My poetry manuscript — The Pear Tree: Elegy for a Farm — has won the 2023 Sally Albiso Poetry Award from MoonPath Press.
I’m feeling stunned and honored and — even after a week has gone by — a bit disbelieving.
I’ve shared here some of my process in cobbling this book together, but just to recap, it’s the book that wouldn’t lie down and be “done.” Three years ago in a Hugo House course taught by Deborah Woodard, I rather shamefacedly introduced myself by saying I was working on a book of poems about losing my parents, adding, “I really should be finished with these poems.”
Deborah said, “Maybe the poems aren’t finished with you.”

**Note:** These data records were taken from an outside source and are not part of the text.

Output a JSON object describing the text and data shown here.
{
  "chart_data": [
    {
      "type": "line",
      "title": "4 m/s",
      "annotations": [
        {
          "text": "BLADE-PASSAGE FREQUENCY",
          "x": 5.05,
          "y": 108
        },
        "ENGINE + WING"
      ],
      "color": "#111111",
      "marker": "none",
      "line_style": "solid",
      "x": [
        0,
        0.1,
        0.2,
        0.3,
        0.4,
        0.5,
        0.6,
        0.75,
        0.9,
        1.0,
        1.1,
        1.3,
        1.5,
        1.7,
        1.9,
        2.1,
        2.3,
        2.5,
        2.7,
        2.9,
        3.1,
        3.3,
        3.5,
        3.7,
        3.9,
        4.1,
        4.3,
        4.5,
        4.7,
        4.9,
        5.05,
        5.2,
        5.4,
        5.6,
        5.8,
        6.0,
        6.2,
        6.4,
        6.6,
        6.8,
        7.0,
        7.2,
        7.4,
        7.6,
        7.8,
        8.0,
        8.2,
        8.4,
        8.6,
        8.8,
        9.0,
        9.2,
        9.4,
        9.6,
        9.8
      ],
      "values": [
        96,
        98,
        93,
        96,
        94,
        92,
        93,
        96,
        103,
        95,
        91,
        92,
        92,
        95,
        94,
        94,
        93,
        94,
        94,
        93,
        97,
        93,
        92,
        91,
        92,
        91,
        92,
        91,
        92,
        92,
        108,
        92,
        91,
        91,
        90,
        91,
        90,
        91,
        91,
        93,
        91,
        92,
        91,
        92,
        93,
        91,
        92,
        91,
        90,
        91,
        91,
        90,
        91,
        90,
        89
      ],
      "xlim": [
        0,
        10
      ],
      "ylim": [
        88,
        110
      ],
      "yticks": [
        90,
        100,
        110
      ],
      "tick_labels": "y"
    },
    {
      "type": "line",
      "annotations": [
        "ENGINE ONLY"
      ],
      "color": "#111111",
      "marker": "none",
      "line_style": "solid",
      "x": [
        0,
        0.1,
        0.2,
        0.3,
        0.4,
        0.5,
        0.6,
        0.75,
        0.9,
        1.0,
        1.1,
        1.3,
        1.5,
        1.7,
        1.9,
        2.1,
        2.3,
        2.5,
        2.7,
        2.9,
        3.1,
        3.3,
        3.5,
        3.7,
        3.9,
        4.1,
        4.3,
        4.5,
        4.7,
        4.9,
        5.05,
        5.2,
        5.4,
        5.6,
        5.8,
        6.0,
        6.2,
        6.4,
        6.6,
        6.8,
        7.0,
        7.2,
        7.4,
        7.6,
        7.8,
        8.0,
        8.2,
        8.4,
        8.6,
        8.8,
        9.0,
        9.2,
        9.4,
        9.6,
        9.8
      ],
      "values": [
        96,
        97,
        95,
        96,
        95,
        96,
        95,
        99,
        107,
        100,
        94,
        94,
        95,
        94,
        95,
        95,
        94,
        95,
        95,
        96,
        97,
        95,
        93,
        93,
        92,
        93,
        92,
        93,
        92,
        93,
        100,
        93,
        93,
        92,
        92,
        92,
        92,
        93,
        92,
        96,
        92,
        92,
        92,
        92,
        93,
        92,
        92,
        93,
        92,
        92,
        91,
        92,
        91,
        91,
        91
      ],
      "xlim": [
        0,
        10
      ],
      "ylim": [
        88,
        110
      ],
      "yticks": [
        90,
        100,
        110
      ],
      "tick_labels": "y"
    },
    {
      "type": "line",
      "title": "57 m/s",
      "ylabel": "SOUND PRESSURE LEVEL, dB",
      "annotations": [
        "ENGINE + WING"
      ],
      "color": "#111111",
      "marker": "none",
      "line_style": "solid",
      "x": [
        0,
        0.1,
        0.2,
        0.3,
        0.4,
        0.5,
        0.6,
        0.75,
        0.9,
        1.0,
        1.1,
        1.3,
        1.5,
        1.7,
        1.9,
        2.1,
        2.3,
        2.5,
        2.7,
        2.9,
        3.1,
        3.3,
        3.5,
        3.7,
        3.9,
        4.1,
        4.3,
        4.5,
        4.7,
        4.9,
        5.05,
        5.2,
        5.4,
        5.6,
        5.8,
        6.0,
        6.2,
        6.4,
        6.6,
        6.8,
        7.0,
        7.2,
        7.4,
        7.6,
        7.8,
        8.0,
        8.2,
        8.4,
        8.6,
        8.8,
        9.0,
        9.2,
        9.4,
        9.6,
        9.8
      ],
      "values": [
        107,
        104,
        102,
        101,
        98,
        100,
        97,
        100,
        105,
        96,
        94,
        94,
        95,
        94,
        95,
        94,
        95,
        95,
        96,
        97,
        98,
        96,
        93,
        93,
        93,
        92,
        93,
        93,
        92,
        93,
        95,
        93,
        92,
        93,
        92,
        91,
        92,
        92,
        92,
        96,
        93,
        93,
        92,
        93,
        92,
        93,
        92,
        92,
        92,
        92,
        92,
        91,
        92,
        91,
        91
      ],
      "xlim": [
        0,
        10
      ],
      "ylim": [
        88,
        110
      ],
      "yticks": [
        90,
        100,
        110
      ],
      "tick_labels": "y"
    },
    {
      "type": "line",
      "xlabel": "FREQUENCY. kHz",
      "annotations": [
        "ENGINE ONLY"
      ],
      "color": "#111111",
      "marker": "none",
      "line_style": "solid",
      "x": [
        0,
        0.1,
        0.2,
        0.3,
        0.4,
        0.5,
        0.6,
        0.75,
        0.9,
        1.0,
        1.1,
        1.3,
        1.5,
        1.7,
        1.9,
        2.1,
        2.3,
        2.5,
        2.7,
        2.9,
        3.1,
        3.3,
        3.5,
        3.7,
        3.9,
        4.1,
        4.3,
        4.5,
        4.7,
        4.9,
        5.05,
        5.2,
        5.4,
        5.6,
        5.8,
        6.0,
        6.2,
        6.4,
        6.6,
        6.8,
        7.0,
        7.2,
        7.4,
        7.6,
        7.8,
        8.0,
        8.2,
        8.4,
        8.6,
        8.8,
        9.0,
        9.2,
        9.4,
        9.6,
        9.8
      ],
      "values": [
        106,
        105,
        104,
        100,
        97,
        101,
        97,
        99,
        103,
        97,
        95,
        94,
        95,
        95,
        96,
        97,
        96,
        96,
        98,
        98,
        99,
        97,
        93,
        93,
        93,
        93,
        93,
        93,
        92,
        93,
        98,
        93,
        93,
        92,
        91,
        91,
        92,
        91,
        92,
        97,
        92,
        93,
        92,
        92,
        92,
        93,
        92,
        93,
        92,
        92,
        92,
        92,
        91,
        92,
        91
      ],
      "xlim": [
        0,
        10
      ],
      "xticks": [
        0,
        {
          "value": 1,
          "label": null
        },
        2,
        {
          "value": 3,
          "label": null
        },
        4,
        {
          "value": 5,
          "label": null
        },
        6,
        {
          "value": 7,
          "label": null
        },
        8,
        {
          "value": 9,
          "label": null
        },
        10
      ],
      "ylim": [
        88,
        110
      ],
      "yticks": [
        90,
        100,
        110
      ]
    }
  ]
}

That is exactly what it felt like. It’s about more than my mother and father; it’s about growing up on a farm, and it’s about giving up that farm after my dad’s death in 2010. It’s about letting go of trees, fields, cows, fences, wells, ponds, bee boxes, books, orchard trees, creeks, barns… It’s about my mother’s memory loss, and how keenly that paralleled our folding away the family place, the farm my grandfather had owned before my father owned it. It’s about…so much.
Last year I began sending the manuscript out as “Genesis” (meaning to evoke an idea of where I began, where I set out from), and despite having paid some hefty entrance fees, I withdrew it. It didn’t feel ready. Early this year I began sending it out again, rearranged, with poems added (and quite a few removed), with a stronger theme, or thread, poems about my maternal grandmother, running all the way through it, holding — I hoped — the long chronology together.
In May I reworked it yet again, and it was only then that I felt brave enough to retitle it as The Pear Tree.
I could not have been more shocked when it won. Lana Hechtman Ayers wrote in an email, “These are poems to feed the soul.”
They have certainly fed mine.
The book will be out this winter, and, never fear, I will be here, telling you all about it.